Pour ce qui concerne une production de masse de petits véhicules métropolitains appelés à remplacer les voitures dans les circulations urbaines, ma préférence irait à ce que Marcel Cavaillé avait inventé il y a près de 50 ans pour la relance du tramway : c’est une confédération de collectivités qui prend en charge la question. Elle définit le cahier des charges de quelques types de petits véhicules (personnels, en libre-service, de livraison…). Elle propose à l’industrie un appel d’offres qui permette de sélectionner les meilleurs dans chaque catégorie de produit, ce qui évite la dispersion des efforts de R&D et les énormes coûts de marketing et de commercialisation. Elle est un relais de commercialisation, par exemple avec des systèmes de location de longue durée. Un jour ou l’autre, dans la perspective du changement climatique, par exemple, les villes devront devenir prescriptrices des véhicules qui roulent chez elles.
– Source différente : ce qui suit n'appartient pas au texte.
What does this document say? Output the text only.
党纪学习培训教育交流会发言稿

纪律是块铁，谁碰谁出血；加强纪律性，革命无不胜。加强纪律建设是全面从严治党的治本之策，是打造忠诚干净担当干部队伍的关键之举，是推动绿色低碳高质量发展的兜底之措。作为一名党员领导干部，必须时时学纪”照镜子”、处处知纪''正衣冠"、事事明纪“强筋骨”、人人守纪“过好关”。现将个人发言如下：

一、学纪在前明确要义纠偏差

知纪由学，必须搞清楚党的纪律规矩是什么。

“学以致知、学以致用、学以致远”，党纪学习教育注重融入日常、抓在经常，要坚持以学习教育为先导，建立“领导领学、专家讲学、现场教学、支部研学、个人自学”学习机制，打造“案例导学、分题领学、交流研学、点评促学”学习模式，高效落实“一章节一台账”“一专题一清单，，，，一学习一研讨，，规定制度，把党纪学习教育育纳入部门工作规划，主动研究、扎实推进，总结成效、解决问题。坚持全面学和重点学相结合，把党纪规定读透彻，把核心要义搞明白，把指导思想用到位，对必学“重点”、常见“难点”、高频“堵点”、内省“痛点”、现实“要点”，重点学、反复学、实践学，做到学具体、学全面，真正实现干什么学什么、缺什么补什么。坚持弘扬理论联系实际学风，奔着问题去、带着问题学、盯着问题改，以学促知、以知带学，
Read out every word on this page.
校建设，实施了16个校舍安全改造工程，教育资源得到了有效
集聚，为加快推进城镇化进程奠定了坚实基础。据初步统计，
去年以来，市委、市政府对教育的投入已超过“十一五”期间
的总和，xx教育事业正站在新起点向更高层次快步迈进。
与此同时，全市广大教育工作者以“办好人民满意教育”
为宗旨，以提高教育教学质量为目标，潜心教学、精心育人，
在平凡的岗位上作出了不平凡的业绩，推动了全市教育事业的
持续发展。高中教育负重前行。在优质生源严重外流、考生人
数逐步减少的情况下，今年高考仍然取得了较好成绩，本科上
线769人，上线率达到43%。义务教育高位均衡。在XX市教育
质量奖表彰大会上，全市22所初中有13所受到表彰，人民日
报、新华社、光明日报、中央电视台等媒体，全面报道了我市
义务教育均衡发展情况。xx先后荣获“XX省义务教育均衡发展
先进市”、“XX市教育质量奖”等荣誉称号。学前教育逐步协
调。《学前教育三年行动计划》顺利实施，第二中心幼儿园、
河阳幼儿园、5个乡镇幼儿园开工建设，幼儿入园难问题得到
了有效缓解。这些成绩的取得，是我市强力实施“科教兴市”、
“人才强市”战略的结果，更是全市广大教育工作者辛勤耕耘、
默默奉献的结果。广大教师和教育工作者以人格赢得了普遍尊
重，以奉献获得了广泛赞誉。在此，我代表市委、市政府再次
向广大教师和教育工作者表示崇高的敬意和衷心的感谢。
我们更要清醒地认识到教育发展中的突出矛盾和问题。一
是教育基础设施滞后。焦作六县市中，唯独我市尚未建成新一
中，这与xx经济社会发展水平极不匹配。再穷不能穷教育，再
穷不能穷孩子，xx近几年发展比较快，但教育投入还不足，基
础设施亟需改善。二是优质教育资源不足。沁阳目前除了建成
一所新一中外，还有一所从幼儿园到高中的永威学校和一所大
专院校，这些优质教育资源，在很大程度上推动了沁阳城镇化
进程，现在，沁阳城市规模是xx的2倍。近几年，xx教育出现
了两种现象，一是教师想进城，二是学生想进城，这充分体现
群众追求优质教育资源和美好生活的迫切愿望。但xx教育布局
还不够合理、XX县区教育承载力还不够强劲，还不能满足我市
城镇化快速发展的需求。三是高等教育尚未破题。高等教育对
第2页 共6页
[1] Orfeuil JP, Leriche Y. (2019). Piloter le véhicule autonome au service de la ville, Paris, Descartes et Cie, 268 p.
[2] Pool L. (2020). « The fate of the elevator in the post pandemic city », Citylab, 22 mai.
[3] Korsu E., Massot M-H., Orfeuil J-P., 2012 La ville cohérente, La documentation française.
[4] Voir le dossier « La fabrique du mouvement », Urbanisme, n° 385, 2012.
[5] Obsoco Chronos 2017, Observatoire des usages émergents de la ville ; Obsoco 2020, Observatoire des usages et représentations des territoires.
[6] A.T Kearney, Boston Consulting Group, Deloitte, Mac Kinsey, Price Waterhouse Coopers et tous les autres.
[7] « L’humanité habite le Covid 19 », AOC, 26 mars 2020.
[8] Orfeuil J.P. (2020). Mortalité Covid et densité des territoires Les différences de mortalité en France par département. IVM [En ligne].
[9] L’Insee a validé ce fait dans Insee focus, n° 191 (11 mai 2020), au titre explicite : « 26 % de décès supplémentaires entre début mars et mi-avril 2020 : les communes denses sont les plus touchées ».
[10] Voir sur ce point la notion de proxémie développée par Edward T. Hall, dans La dimension cachée (Le Seuil, 1966).
[11] Voir : (2020). « Hyperlieux Mobiles : les activités mobiles au service de nouvelles formes d’urbanité ». vedecom.fr [En ligne].